By Marc Kovac
The Ohio House signed off Wednesday on legislation allowing increased criminal penalties against kennel owners who abuse pets in their care.
The final vote on House Bill 108, titled Nitro’s Law in memory of a dog that starved to death while in the care of a Youngstown-area kennel, was 78-9, and the legislation heads to the Ohio Senate for further consideration.
It’s the second time in recent years that the bill has made it out of the House. There’s no guarantee that the Ohio Senate will act on it.
“It’s been a long way for Nitro,” said state Rep.

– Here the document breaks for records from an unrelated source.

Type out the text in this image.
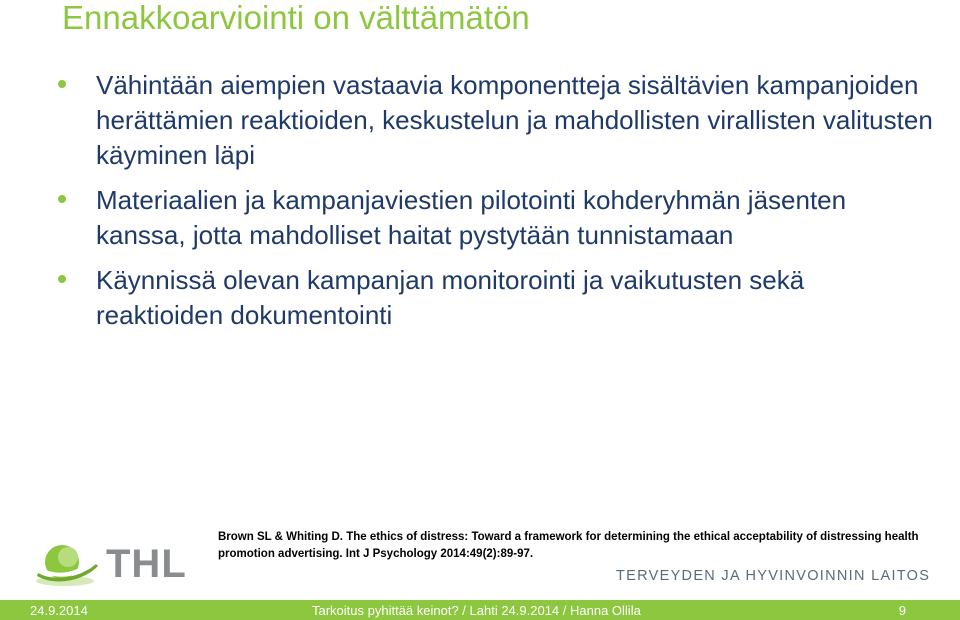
Ennakkoarviointi on välttämätön
Vähintään aiempien vastaavia komponentteja sisältävien kampanjoiden herättämien reaktioiden, keskustelun ja mahdollisten virallisten valitusten käyminen läpi
Materiaalien ja kampanjaviestien pilotointi kohderyhmän jäsenten kanssa, jotta mahdolliset haitat pystytään tunnistamaan
Käynnissä olevan kampanjan monitorointi ja vaikutusten sekä reaktioiden dokumentointi
Brown SL & Whiting D. The ethics of distress: Toward a framework for determining the ethical acceptability of distressing health promotion advertising. Int J Psychology 2014:49(2):89-97.
THL	TERVEYDEN JA HYVINVOINNIN LAITOS
24.9.2014	Tarkoitus pyhittää keinot? / Lahti 24.9.2014 / Hanna Ollila	9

Ronald Gerberry of Austintown, D-59th.
He added, “I know that people across this country and in particular, the owners of Nitro, who live in Manhattan, would be very pleased if we passed this.”

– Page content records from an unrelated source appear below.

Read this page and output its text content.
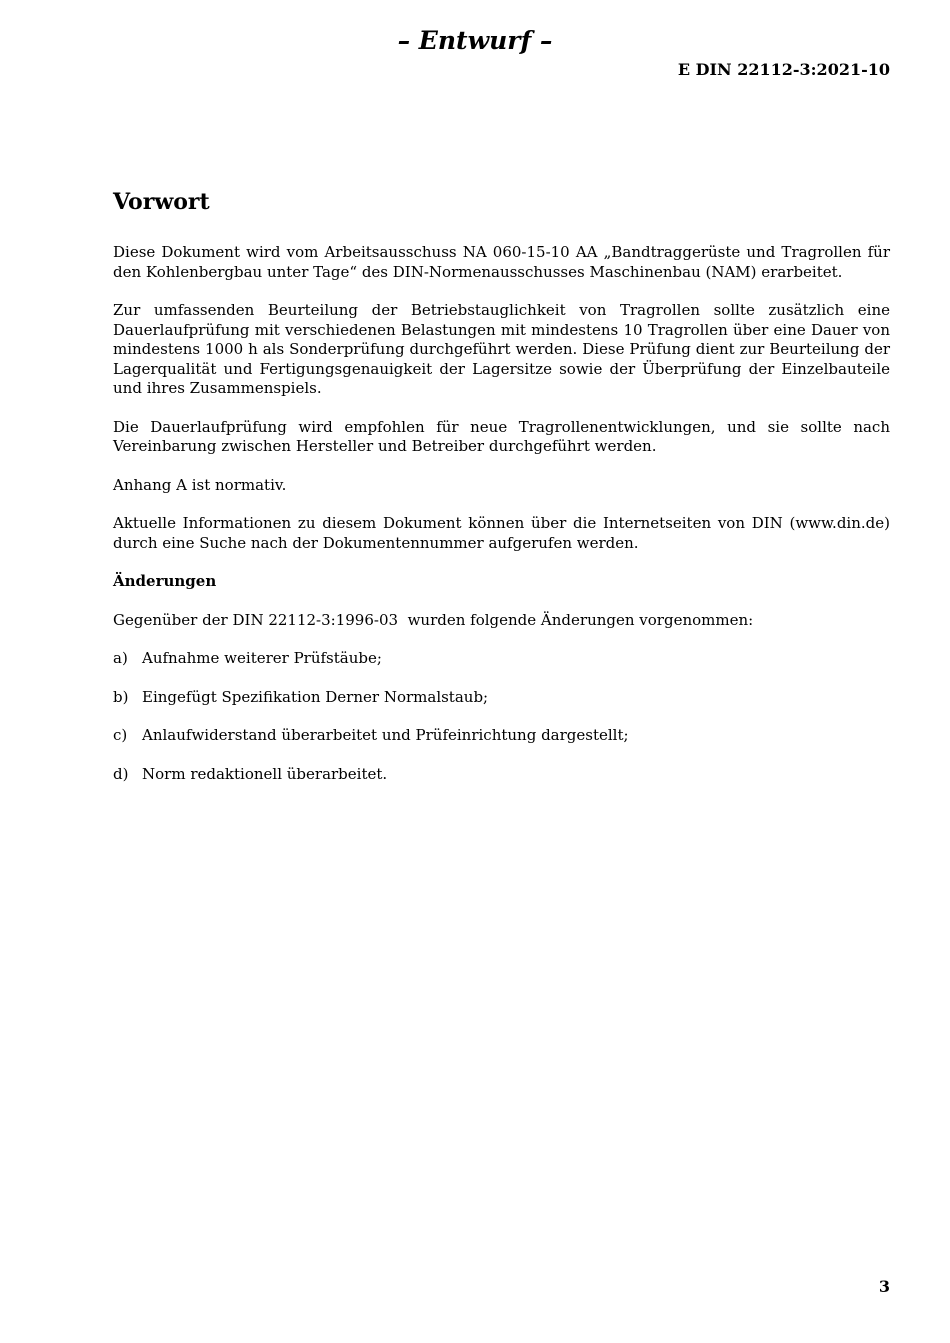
– Entwurf –
E DIN 22112-3:2021-10
Vorwort

Diese Dokument wird vom Arbeitsausschuss NA 060-15-10 AA „Bandtraggerüste und Tragrollen für den Kohlenbergbau unter Tage“ des DIN-Normenausschusses Maschinenbau (NAM) erarbeitet.

Zur umfassenden Beurteilung der Betriebstauglichkeit von Tragrollen sollte zusätzlich eine Dauerlaufprüfung mit verschiedenen Belastungen mit mindestens 10 Tragrollen über eine Dauer von mindestens 1000 h als Sonderprüfung durchgeführt werden. Diese Prüfung dient zur Beurteilung der Lagerqualität und Fertigungsgenauigkeit der Lagersitze sowie der Überprüfung der Einzelbauteile und ihres Zusammenspiels.

Die Dauerlaufprüfung wird empfohlen für neue Tragrollenentwicklungen, und sie sollte nach Vereinbarung zwischen Hersteller und Betreiber durchgeführt werden.

Anhang A ist normativ.

Aktuelle Informationen zu diesem Dokument können über die Internetseiten von DIN (www.din.de) durch eine Suche nach der Dokumentennummer aufgerufen werden.

Änderungen

Gegenüber der DIN 22112-3:1996-03  wurden folgende Änderungen vorgenommen:

a) Aufnahme weiterer Prüfstäube;
b) Eingefügt Spezifikation Derner Normalstaub;
c) Anlaufwiderstand überarbeitet und Prüfeinrichtung dargestellt;
d) Norm redaktionell überarbeitet.
3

Nitro was a Rottweiler who was among more than a dozen dogs found dead or dying from extreme neglect in 2008 at the High Caliber K-9 kennel on Coitsville-Hubbard Road, owned and operated by Steve Croley.

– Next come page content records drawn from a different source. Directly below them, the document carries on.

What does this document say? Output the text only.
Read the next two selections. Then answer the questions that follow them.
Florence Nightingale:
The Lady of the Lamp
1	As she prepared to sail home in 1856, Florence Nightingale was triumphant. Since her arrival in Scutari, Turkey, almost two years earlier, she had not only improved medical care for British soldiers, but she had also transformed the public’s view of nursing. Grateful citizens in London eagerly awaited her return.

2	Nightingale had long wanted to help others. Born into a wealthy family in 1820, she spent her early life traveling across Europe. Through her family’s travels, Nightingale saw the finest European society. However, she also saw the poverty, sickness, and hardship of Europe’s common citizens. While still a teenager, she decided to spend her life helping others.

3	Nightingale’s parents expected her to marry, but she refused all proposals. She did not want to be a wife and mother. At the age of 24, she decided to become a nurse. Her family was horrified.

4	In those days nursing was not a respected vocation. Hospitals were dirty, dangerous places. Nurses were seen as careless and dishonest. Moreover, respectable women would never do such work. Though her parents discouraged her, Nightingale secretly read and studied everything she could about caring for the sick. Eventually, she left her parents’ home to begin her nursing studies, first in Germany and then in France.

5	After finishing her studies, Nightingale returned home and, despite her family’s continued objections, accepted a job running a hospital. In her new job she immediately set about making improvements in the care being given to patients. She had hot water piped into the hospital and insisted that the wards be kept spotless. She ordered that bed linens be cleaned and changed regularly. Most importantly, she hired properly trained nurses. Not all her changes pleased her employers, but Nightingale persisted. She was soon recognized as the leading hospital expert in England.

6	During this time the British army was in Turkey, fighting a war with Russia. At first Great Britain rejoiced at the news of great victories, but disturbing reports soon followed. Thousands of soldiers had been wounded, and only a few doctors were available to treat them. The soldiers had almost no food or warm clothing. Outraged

Croley faced only four misdemeanor convictions as a result of the incident and subsequently filed for bankruptcy, avoiding additional civil penalties.
HB 108, sponsored by Gerberry and Rep. Bob Hagan of Youngstown, D-60th, would make it illegal for kennel owners, managers or employees to abuse or neglect pets in their care. Those found guilty of doing so could face felony charges, and judges could place limitations on their future ability to operate kennels.
“If you are a kennel owner or you work for a licensed kennel in the state of Ohio and you ... knowingly torture, kill, starve, maim, beat, poison [a companion animal], then the prosecutor of the city or the prosecutor of the county will have the opportunity to then prosecute at a fifth-degree felony,” Gerberry said.